Ci racconti questo sviluppo.

Grazie a una migliore organizzazione aziendale siamo andati incontro ai sempre più numerosi e complessi bisogni che si presentavano. Oggi proseguiamo con l’assistenza domiciliare di tipo sanitario e sociale rivolta anche a patologie croniche o oncologiche, anche per tutto l’arco delle 24 ore e con l’utilizzo di macchine per l’alimentazione e la respirazione. Operiamo nell’ambito dell’outsourcing, entrando all’interno dei contesti di ricovero o di residenza di persone anziane o disabili per offrire ogni tipo di servizio assistenziale. Un altro settore è quello educativo: abbiamo sviluppato con i nostri operatori dei progetti di promozione dell’affido e di accoglienza di minori che ci vengono affidati dal tribunale.

Quante persone collaborano con la cooperativa?

Queste attività vengono svolte da circa 1.600 operatori, tutti soci lavoratori: medici, infermieri professionali, fisioterapisti, assistenti sociali, educatori e psicologi. Quasi tutti sono legati a noi da un contratto di lavoro subordinato.

In che zone operate?

Abbiamo cominciato a operare nel Lazio, poi la nostra attività si è estesa a gran parte del Paese.
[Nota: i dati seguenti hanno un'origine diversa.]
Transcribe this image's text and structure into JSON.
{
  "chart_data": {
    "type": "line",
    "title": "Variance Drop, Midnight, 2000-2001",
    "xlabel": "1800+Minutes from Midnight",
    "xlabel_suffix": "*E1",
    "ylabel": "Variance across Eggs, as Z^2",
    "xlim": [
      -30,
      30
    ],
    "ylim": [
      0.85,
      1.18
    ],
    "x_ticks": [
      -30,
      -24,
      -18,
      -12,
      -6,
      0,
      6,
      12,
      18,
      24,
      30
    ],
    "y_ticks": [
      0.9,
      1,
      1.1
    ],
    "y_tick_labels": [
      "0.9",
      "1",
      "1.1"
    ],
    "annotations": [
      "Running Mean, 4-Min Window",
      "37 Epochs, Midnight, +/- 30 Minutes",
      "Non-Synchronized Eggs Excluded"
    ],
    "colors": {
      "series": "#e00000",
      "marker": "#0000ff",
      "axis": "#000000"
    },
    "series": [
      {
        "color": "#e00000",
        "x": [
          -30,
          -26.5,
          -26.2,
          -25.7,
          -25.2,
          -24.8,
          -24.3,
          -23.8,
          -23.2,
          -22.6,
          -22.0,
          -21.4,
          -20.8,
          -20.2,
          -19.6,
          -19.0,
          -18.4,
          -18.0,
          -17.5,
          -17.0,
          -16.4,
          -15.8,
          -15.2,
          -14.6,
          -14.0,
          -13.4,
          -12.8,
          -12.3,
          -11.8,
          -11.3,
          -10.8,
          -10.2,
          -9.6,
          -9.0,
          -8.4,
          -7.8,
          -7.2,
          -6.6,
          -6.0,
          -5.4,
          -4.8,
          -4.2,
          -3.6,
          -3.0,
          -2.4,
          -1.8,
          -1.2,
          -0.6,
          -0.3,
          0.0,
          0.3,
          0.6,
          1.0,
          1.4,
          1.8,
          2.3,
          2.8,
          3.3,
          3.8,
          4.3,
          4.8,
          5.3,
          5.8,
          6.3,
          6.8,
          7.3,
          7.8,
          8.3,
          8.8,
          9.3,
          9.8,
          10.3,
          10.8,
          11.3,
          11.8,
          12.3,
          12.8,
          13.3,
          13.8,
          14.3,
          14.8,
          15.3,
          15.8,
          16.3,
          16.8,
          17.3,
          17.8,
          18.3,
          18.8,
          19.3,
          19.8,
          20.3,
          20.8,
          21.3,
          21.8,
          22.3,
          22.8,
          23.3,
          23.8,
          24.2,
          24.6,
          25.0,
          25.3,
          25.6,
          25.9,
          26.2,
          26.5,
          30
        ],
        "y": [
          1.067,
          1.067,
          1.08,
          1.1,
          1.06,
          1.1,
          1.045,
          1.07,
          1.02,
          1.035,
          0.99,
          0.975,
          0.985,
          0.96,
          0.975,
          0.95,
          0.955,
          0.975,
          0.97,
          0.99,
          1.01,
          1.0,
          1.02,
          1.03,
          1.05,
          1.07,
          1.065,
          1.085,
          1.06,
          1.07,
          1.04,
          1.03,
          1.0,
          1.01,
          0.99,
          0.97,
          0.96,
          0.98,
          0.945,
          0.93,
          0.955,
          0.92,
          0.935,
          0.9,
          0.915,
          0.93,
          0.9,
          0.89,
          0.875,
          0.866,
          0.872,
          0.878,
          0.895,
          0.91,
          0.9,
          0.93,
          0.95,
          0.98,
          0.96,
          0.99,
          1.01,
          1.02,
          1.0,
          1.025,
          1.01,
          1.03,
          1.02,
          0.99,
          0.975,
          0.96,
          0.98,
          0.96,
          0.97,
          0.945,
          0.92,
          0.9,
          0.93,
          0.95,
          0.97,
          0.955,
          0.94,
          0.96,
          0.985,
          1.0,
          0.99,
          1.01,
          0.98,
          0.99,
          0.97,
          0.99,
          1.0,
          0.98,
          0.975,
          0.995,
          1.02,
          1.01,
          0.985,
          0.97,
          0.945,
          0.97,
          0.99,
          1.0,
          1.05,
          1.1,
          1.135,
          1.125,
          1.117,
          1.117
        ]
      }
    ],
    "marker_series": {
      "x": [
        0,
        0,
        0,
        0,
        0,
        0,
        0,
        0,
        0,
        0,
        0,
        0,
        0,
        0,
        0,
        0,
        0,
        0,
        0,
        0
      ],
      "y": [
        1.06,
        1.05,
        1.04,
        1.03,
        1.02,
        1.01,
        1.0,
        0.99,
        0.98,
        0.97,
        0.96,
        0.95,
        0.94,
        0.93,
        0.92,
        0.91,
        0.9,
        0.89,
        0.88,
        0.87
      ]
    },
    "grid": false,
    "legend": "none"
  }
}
Nelle varie regioni lavoriamo per conto dell’Asl, che ci chiede di fare assistenza domiciliare, e all’interno di case di riposo e RSA (Residenza Sanitaria Assistenziale).
Per certi versi il nostro sviluppo nelle altre regioni e l’assortimento del nostro fatturato sono nati proprio dalla crisi economica. Nel Lazio il debito sanitario ha oltrepassato il valore di bilancio della Regione stessa, quindi chi lavorava con la Regione Lazio doveva o difendere le poche risorse disponibili oppure diversificare il lavoro. È quello che abbiamo fatto, sia da un punto di vista territoriale, andando anche in regioni più virtuose, come Lombardia, Piemonte, Marche e Toscana, che permettono modelli gestionali più sviluppati e una maggiore stabilità da un punto di vista economico. Un’altra mossa che abbiamo fatto è stata quella di sganciarci dalle sofferenze derivanti dal debito pubblico e assortire il nostro fatturato, che prima era per il 90% nel pubblico, mentre ora è al 50% pubblico e il restante privato. In questo momento stiamo cercando di renderci ancora più autonomi, creando delle nostre strutture per continuare ad assistere la persona.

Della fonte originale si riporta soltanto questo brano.